Ennio Capasa racconta "Un mondo nuovo" • Camera Nazionale della Moda Italiana

Ennio Capasa racconta "Un mondo nuovo"

Ennio Capasa racconta "Un mondo nuovo"

Nel 1983 il poco più che ventenne Ennio Capasa partiva alla volta del Giappone. Nel 1987 faceva ritorno a Milano e si apprestava a diventare uno dei designer italiani più importanti della sua generazione, gli esordi del marchio Costume National furono salutati dal favore di buyer e stampa internazionali e il New York Times definì la sua moda “un nuovo modernismo cool e chic”. Negli anni trascorsi in Giappone il giovane diplomato all’Accademia delle Belle Arti di Milano era diventato un professionista formatosi sul campo, nel leggendario ufficio stile di Yoshi Yamamoto.  In “Un mondo nuovo”, edito da Bompiani, l’ormai cinquantenne e affermato Ennio Capasa torna indietro col tempo e racconta proprio l’origine della sua formazione.

 

Come mai ha deciso di scrivere “Un mondo nuovo”?

Qualche tempo fa ho ricevuto una mail dalla mamma di Yohji Yamamoto in cui mi chiedeva di ricordare gli anni trascorsi in Giappone insieme a loro. Così ho iniziato a raccogliere i ricordi, ad annotare dei piccoli appunti che sono diventati un vero romanzo. Questo libro non è solo un libro sulla moda, ma un vero romanzo di formazione che racconta le avventure di un ragazzo.

 

Al centro del racconto c’è la sua esperienza in Giappone: cosa l’aveva spinta a partire? E cosa a fare ritorno in Italia?

Credo che la decisione di partire sia nata da un’esigenza, nel mio inconscio mi spingeva il bisogno di vivere un’avventura diversa, di scoprire il nuovo e confrontarmi con esso, di formarmi attraverso delle esperienze significative. Dopo quattro anni la scelta di tornare era più che naturale, le mie radici sono profondamente italiane e mi sento profondamente legato alla mia terra, così arricchito il mio bagaglio era tempo di rientrare a casa ed iniziare una nuova avventura.

Qual è il più grande insegnamento che le ha trasmesso Yamamoto?

Ho imparato la disciplina nel lavoro, l’atteggiamento dei giapponesi è profondamente diverso dal nostro, noi siamo più emozionali. E poi ho appreso la tecnica della couture che in Italia si era smarrita, nello studio di Yamamoto sembrava di essere in un vecchio atelier, dai bozzetti si passava alla realizzazione dei capi. Questa è un’esperienza formativa che consiglio di vivere a tutti i giovani che vogliono intraprendere questa strada.
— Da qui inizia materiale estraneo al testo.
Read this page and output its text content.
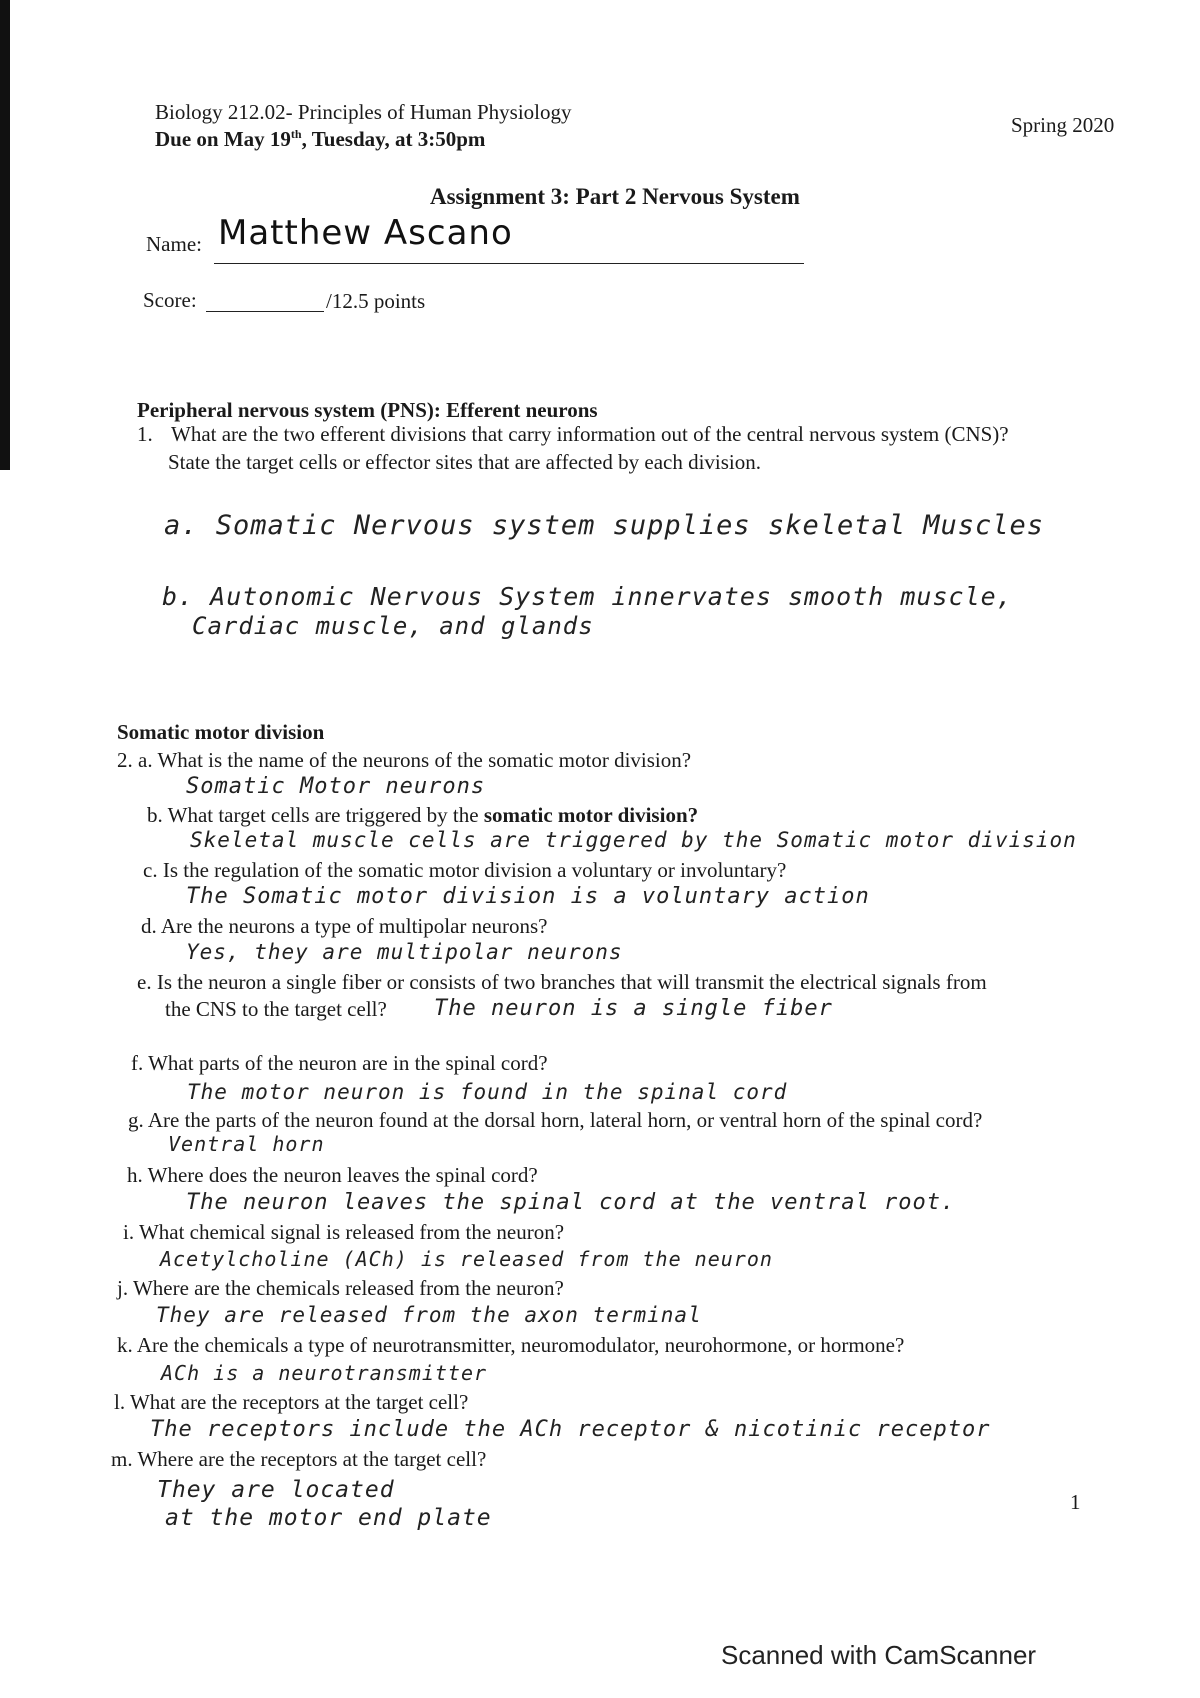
Biology 212.02- Principles of Human Physiology
Due on May 19th, Tuesday, at 3:50pm
Spring 2020
Assignment 3: Part 2 Nervous System
Name: Matthew Ascano
Score:	/12.5 points
Peripheral nervous system (PNS): Efferent neurons
1. What are the two efferent divisions that carry information out of the central nervous system (CNS)?
State the target cells or effector sites that are affected by each division.
a. Somatic Nervous system supplies skeletal Muscles
b. Autonomic Nervous System innervates smooth muscle,
Cardiac muscle, and glands
Somatic motor division
2. a. What is the name of the neurons of the somatic motor division?
Somatic Motor neurons
b. What target cells are triggered by the somatic motor division?
Skeletal muscle cells are triggered by the Somatic motor division
c. Is the regulation of the somatic motor division a voluntary or involuntary?
The Somatic motor division is a voluntary action
d. Are the neurons a type of multipolar neurons?
Yes, they are multipolar neurons
e. Is the neuron a single fiber or consists of two branches that will transmit the electrical signals from
the CNS to the target cell? The neuron is a single fiber
f. What parts of the neuron are in the spinal cord?
The motor neuron is found in the spinal cord
g. Are the parts of the neuron found at the dorsal horn, lateral horn, or ventral horn of the spinal cord?
Ventral horn
h. Where does the neuron leaves the spinal cord?
The neuron leaves the spinal cord at the ventral root.
i. What chemical signal is released from the neuron?
Acetylcholine (ACh) is released from the neuron
j. Where are the chemicals released from the neuron?
They are released from the axon terminal
k. Are the chemicals a type of neurotransmitter, neuromodulator, neurohormone, or hormone?
ACh is a neurotransmitter
l. What are the receptors at the target cell?
The receptors include the ACh receptor & nicotinic receptor
m. Where are the receptors at the target cell?
They are located
at the motor end plate
1
Scanned with CamScanner
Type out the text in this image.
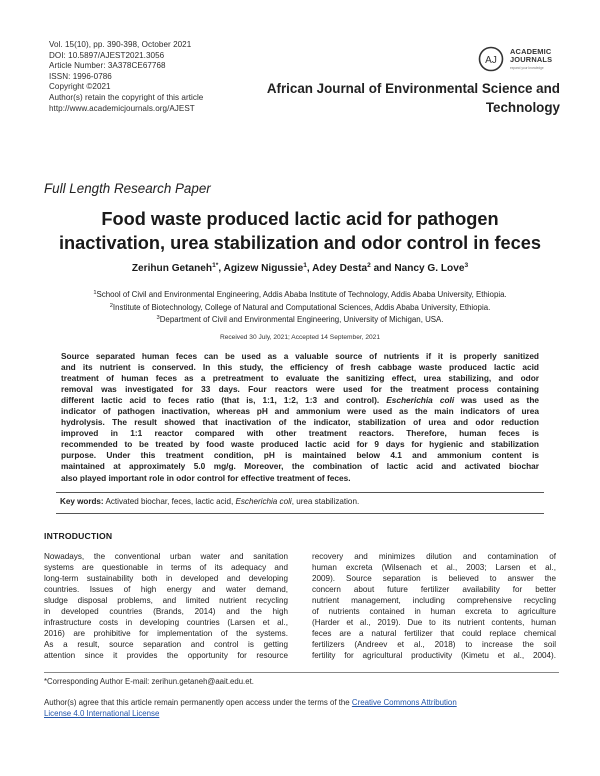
Vol. 15(10), pp. 390-398, October 2021
DOI: 10.5897/AJEST2021.3056
Article Number: 3A378CE67768
ISSN: 1996-0786
Copyright ©2021
Author(s) retain the copyright of this article
http://www.academicjournals.org/AJEST
AJ
ACADEMIC
JOURNALS
expand your knowledge
African Journal of Environmental Science and
Technology
Full Length Research Paper
Food waste produced lactic acid for pathogen
inactivation, urea stabilization and odor control in feces
Zerihun Getaneh$^{1*}$, Agizew Nigussie$^1$, Adey Desta$^2$ and Nancy G. Love$^3$
$^1$School of Civil and Environmental Engineering, Addis Ababa Institute of Technology, Addis Ababa University, Ethiopia.
$^2$Institute of Biotechnology, College of Natural and Computational Sciences, Addis Ababa University, Ethiopia.
$^3$Department of Civil and Environmental Engineering, University of Michigan, USA.
Received 30 July, 2021; Accepted 14 September, 2021
Source separated human feces can be used as a valuable source of nutrients if it is properly sanitized
and its nutrient is conserved. In this study, the efficiency of fresh cabbage waste produced lactic acid
treatment of human feces as a pretreatment to evaluate the sanitizing effect, urea stabilizing, and odor
removal was investigated for 33 days. Four reactors were used for the treatment process containing
different lactic acid to feces ratio (that is, 1:1, 1:2, 1:3 and control). Escherichia coli was used as the
indicator of pathogen inactivation, whereas pH and ammonium were used as the main indicators of urea
hydrolysis. The result showed that inactivation of the indicator, stabilization of urea and odor reduction
improved in 1:1 reactor compared with other treatment reactors. Therefore, human feces is
recommended to be treated by food waste produced lactic acid for 9 days for hygienic and stabilization
purpose. Under this treatment condition, pH is maintained below 4.1 and ammonium content is
maintained at approximately 5.0 mg/g. Moreover, the combination of lactic acid and activated biochar
also played important role in odor control for effective treatment of feces.
Key words: Activated biochar, feces, lactic acid, Escherichia coli, urea stabilization.
INTRODUCTION
Nowadays, the conventional urban water and sanitation
systems are questionable in terms of its adequacy and
long-term sustainability both in developed and developing
countries. Issues of high energy and water demand,
sludge disposal problems, and limited nutrient recycling
in developed countries (Brands, 2014) and the high
infrastructure costs in developing countries (Larsen et al.,
2016) are prohibitive for implementation of the systems.
As a result, source separation and control is getting
attention since it provides the opportunity for resource
recovery and minimizes dilution and contamination of
human excreta (Wilsenach et al., 2003; Larsen et al.,
2009). Source separation is believed to answer the
concern about future fertilizer availability for better
nutrient management, including comprehensive recycling
of nutrients contained in human excreta to agriculture
(Harder et al., 2019). Due to its nutrient contents, human
feces are a natural fertilizer that could replace chemical
fertilizers (Andreev et al., 2018) to increase the soil
fertility for agricultural productivity (Kimetu et al., 2004).
*Corresponding Author E-mail: zerihun.getaneh@aait.edu.et.
Author(s) agree that this article remain permanently open access under the terms of the Creative Commons Attribution
License 4.0 International License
Che sensazioni ha provato nel ripercorrere e raccontare la sua storia?

Le emozioni che ho vissuto in quegli anni sono rimaste con me e mi accompagnano nella vita e nel lavoro, ho cercato di trasmetterle al lettore. Per tale ragione ho deciso di dare un preciso ritmo al racconto, la struttura del libro è composta da 80 microstorie delimitate nel tempo e nello spazio.

Qual è la sua idea di un mondo nuovo?

Il Giappone di allora per me era davvero un mondo nuovo, una cultura sorprendente. Ho scelto questo titolo per il libro proprio perché guardare in avanti nella vita significa migliorarsi costruendo un mondo nuovo. Un mondo che va costruito sperimentando, partendo dal grande patrimonio rappresentato dalle nostre radici ed esplorando tutte le nuove possibilità che ci offrono, in questo momento più che mai.